Thursday, August 1, 2013

Blogging with Purpose

Been really thinking of what to blog about.  I mean who wants to see my boring mommy life in action?  There are some things I will obvs capture here for me to remember, but the normal day to day stuff.. nah, boring.

I have seen some of the bloggers I follow doing 52 weeks of blogging with purpose, and though I have to look into it more, I found this really cool one from last week.

"If I could turn back the clock"

Got me thinking:

1.  I would have had my boy a bit earlier. Having Kai at 32, has made the choice to have another much harder.  And we have pretty much now decided that one is enough for us. And I am happy with that, I guess though that I always wanted a big family (after I got over the - I will NEVER have kids bit), but decided oh it can wait a bit more .... no next year ... no next .... and then Kai.  Now a second one, just feels like I will be to old.  It will be to hectic ... Mmmm maybe I need to give it some more thought. Ahmen

2.  I have always been "big built" never a small dainty little thing.  But when I was 19/20 I lost a lot of weight.  Not because I was dieting and stuff, I was partying.  Hard. I wish now though that instead of getting back to "normal" life, I would have made healthier choices and not picked up so much weight.

3.  I wish I finished my degree. I should not have given up, regardless of the crap that went on in my life at the time. I really wish so much I finished.  Cared more. Understood more.  Saw a bit further into the future.

4. I wish instead of going straight to college after school, I travelled first.  Maybe number 3 above would have been easier if I was more mature, and I would have dealt with things differently.
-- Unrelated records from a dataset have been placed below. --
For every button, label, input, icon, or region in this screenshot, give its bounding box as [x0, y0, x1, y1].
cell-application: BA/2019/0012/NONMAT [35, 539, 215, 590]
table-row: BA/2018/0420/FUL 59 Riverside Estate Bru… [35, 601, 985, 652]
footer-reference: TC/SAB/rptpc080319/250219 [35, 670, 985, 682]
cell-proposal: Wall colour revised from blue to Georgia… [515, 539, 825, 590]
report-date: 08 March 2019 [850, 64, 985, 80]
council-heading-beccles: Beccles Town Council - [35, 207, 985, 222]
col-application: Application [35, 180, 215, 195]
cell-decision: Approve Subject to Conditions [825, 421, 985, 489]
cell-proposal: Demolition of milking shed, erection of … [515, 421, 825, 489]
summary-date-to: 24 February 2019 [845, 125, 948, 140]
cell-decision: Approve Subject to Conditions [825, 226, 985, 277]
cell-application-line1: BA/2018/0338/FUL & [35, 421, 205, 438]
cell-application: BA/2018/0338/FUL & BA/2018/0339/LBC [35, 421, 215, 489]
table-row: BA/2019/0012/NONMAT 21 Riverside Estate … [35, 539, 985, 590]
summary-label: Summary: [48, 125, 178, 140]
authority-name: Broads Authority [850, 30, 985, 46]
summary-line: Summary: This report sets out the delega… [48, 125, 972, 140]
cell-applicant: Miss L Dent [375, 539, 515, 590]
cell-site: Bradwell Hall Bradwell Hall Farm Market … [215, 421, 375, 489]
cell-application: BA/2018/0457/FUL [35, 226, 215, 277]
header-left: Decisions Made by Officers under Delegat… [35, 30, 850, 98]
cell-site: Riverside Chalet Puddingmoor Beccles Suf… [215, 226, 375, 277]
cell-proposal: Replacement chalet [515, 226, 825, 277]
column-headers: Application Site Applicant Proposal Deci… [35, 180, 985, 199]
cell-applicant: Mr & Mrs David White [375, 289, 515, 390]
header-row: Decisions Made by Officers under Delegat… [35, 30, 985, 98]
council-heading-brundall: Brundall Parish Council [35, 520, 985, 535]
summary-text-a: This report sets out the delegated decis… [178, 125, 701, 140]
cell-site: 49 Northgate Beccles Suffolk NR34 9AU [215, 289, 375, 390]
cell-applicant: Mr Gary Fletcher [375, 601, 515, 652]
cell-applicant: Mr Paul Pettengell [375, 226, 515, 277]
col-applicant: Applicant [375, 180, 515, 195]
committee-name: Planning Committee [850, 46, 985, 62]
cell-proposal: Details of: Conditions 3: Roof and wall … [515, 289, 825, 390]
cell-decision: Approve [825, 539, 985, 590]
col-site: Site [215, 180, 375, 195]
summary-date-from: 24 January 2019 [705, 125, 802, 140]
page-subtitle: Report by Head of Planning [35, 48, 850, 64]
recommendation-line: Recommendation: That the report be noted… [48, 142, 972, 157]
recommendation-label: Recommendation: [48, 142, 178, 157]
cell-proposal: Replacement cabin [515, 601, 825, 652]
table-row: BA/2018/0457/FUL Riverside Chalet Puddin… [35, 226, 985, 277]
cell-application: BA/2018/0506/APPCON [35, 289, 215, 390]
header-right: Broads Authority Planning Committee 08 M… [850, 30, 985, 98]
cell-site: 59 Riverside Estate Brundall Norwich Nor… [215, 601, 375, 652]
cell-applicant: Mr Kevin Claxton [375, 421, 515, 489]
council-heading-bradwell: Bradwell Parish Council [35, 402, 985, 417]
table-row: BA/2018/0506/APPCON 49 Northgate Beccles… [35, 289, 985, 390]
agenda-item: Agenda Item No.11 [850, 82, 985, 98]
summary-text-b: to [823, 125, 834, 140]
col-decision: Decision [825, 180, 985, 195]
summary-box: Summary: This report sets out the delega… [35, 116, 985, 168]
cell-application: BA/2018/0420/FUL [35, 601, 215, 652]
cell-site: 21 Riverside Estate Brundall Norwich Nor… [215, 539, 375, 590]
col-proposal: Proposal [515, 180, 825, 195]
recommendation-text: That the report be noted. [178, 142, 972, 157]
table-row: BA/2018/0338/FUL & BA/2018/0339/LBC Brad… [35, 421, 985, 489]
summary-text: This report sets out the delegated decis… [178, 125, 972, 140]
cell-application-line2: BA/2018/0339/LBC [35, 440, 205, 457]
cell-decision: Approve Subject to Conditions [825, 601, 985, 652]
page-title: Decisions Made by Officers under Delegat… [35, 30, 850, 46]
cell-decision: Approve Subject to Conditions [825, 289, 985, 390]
5.  I would NEVER have picked up that cigarette at Claire's 28th birthday.  After being smoke free for 5 years, I did it, and now 5 years later I feel horrible and still struggling to quit.  Blegh!

6. We should have stayed in house 1 longer, and moved straight to house 3.  Wasted too much money on house 2 where we only stayed for 3 years.  But we live and we learn.

7.  Sadly there were many "friends" I cared too much for.  Gave to much of myself too. And I got hurt in return. Wish I never did that.  Wish I did not get so involved in my friends lives. Wish I did not always feel the need to fix everything for everyone, to my own detriment. I need to learn, even now, to look out for me more.  For me and Klaus and Kai.

8. I wish every day that I can have one more lucid day with my Granny.  She was the bomb, she lived with us and so I often took her for granted.  She was as much my mom as my mom was.  Sometimes more so.  I took a lot for granted when she was alive.  I wish I wrote down her recipes which she cooked from memory.  I wish I spent more time with her. .... When the Altzheimers really got her, I could not stand it and stayed away a lot.  When she died, I did not even feel all that sad, cause I had said goodbye to her 3 years before.  But now, now I wish for one more lucid day.


That is it, none of these things would change the outcome of who I am today.  just made my life a little less hectic.  I wont change anything big, nothing that would change where I am in my life today.

Its good,
Its hard,
Its amazing,
Sometimes I want to run away and hide for a bit,
Mostly I would not be anywhere else than with the people I share my life with everyday.